L'ecotassa sulle nuove auto rimane, ma c'è un'importante novità: cos'ha deciso il governo

La tassa sulle auto nuove ci sarà, ma non sulle utilitarie. Bonus confermato per le auto a basse emissioni, prevalentemente ibride ed elettriche. Ma mancano i dettagli: facciamo il punto

Foto Ansa

Ecotassa 2019 sulle nuove auto, cos'ha deciso il governo? Dopo giorni di tensioni, Movimento 5 stelle e Lega avrebbero trovato una quadra sui punti "caldi" della manovra economica. Nel corso del vertice di ieri sera a cui hanno preso parte il premier Conte, i vicepremier Salvini e Di Maio e il ministro dell'Economia Tria, sarebbe stato raggiunto un accordo sui numeri e i contenuti della proposta da mandare a Bruxelles per evitare la procedura di infrazione. In ballo anche l'ecotassa sulle auto nuove, tema che negli ultimi giorni ha scatenato il dibattito e acceso le polemiche. Il governo avrebbe trovato una quadra per rivedere questo balzello approvato in un emendamento in Commissione Bilancio alla Camera: l'ecotassa 2019 rimane, ma riguarderebbe solo le immatricolazioni di nuove auto "di lusso", escludendo quindi le auto di piccola cilindrata, vale a dire le utilitarie tanto amate dalle famiglie italiane, come la Panda tirata in ballo come esempio in netto contrasto alle lussuose Tesla elettriche, incentivate dal bonus sulle emissioni.

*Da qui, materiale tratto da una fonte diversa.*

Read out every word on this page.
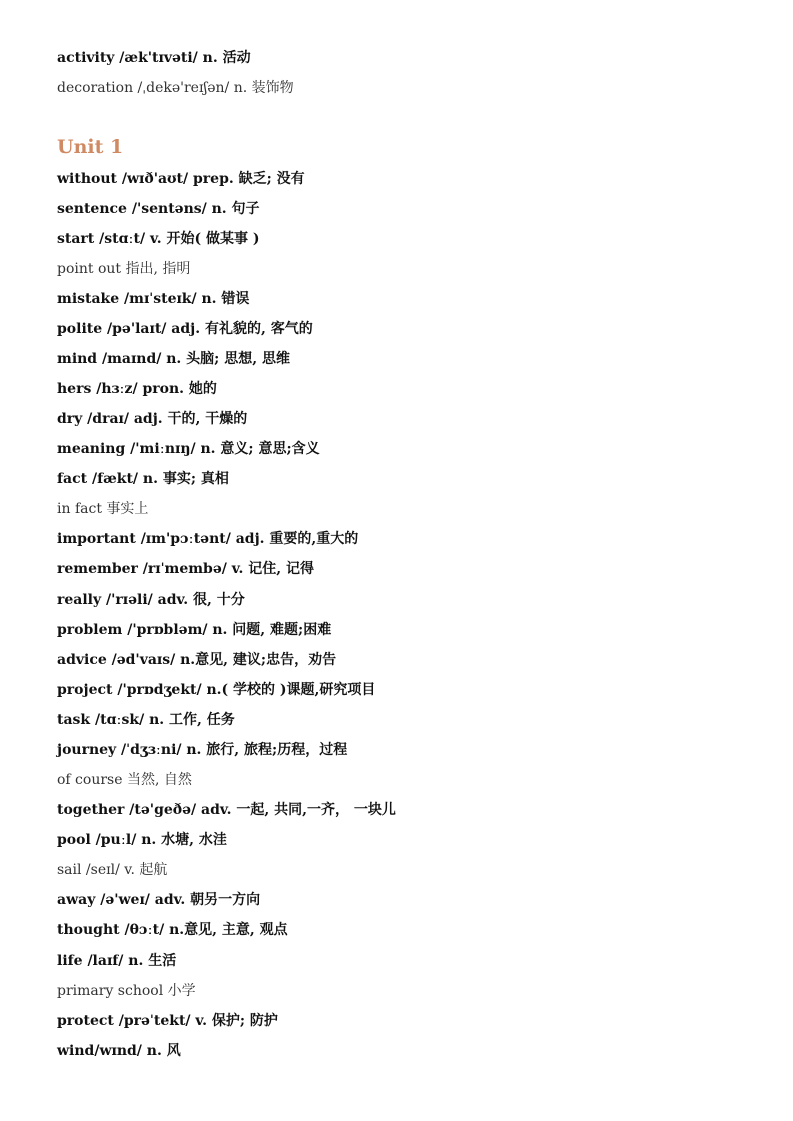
activity /æk'tɪvəti/ n. 活动
decoration /ˌdekə'reɪʃən/ n. 装饰物
Unit 1
without /wɪð'aʊt/ prep. 缺乏; 没有
sentence /'sentəns/ n. 句子
start /stɑːt/ v. 开始( 做某事 )
point out 指出, 指明
mistake /mɪˈsteɪk/ n. 错误
polite /pə'laɪt/ adj. 有礼貌的, 客气的
mind /maɪnd/ n. 头脑; 思想, 思维
hers /hɜːz/ pron. 她的
dry /draɪ/ adj. 干的, 干燥的
meaning /'miːnɪŋ/ n. 意义; 意思;含义
fact /fækt/ n. 事实; 真相
in fact 事实上
important /ɪm'pɔːtənt/ adj. 重要的,重大的
remember /rɪˈmembə/ v. 记住, 记得
really /'rɪəli/ adv. 很, 十分
problem /'prɒbləm/ n. 问题, 难题;困难
advice /əd'vaɪs/ n.意见, 建议;忠告，劝告
project /'prɒdʒekt/ n.( 学校的 )课题,研究项目
task /tɑːsk/ n. 工作, 任务
journey /ˈdʒɜːni/ n. 旅行, 旅程;历程，过程
of course 当然, 自然
together /tə'geðə/ adv. 一起, 共同,一齐， 一块儿
pool /puːl/ n. 水塘, 水洼
sail /seɪl/ v. 起航
away /ə'weɪ/ adv. 朝另一方向
thought /θɔːt/ n.意见, 主意, 观点
life /laɪf/ n. 生活
primary school 小学
protect /prəˈtekt/ v. 保护; 防护
wind/wɪnd/ n. 风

Ecotassa sulle nuove auto: cosa cambia

Incentivare i mezzi più ecologici alla Lega va bene, ma a patto che non ci siano nuovi balzelli, che non piacciono tra l'altro all'intero comparto automotive: "Non c'è nel contratto di governo. Posso dirlo sia a nome mio e del Movimento 5 Stelle che non ci sarà nessuna nuova tassa sulle auto", aveva detto Salvini prima del vertice di governo. Alla fine l'accordo prevede il bonus malus ma solo per i veicoli di lusso e i suv. Previsti inoltre bonus fino a seimila euro per le auto elettriche e ibride. Insomma, in sintesi la tassa rimane escludendo però le vetture di piccola cilindrata. L'ecotassa 2019, secondo le ultime novità, sarà solo per le immatricolazioni di nuove auto "di lusso". Non è chiaro, però, per quali auto nello specifico bisognerà pagare il balzello e con quale metodo si misurerà tale appartenenza al segmento "lusso".

Tassa sulle auto, beffa in arrivo: il paradosso della nuova legge 

Panda ANSA-2

C'è una prima ipotesi che filtra dopo l'incontro a Palazzo Chigi: potrebbero essere stati alzati i valori di emissione tassata, ovvero +20 unità rispetto alle precedenti fasce, in modo da riposizionare verso l'alto segmenti e gamma di auto gravate dal malus emissioni. In altre parole, la tassa si applicherebbe sulle auto con emissioni di almeno 20 punti in più rispetto alla norma originaria. Teoricamente, il tutto si sposterebbe verso chi acquista modelli endotermici di maggior cilindrata e consumo, a partire dai 130 g/Km di CO2 dichiarato in sede di omologazione.

Confermato, come dicevamo, il bonus fino a seimila euro per le auto con minori emissioni, prevalentemente ibride ed elettriche, ma anche alcune a gas, se i valori resteranno quelli della prima ipotesi di ecotassa 2019 divulgata. Previsti incentivi all'installazione di colonnine di ricarica per auto elettriche. La rete di ricarica inadeguata rimane uno dei maggiori limiti alla loro diffusione.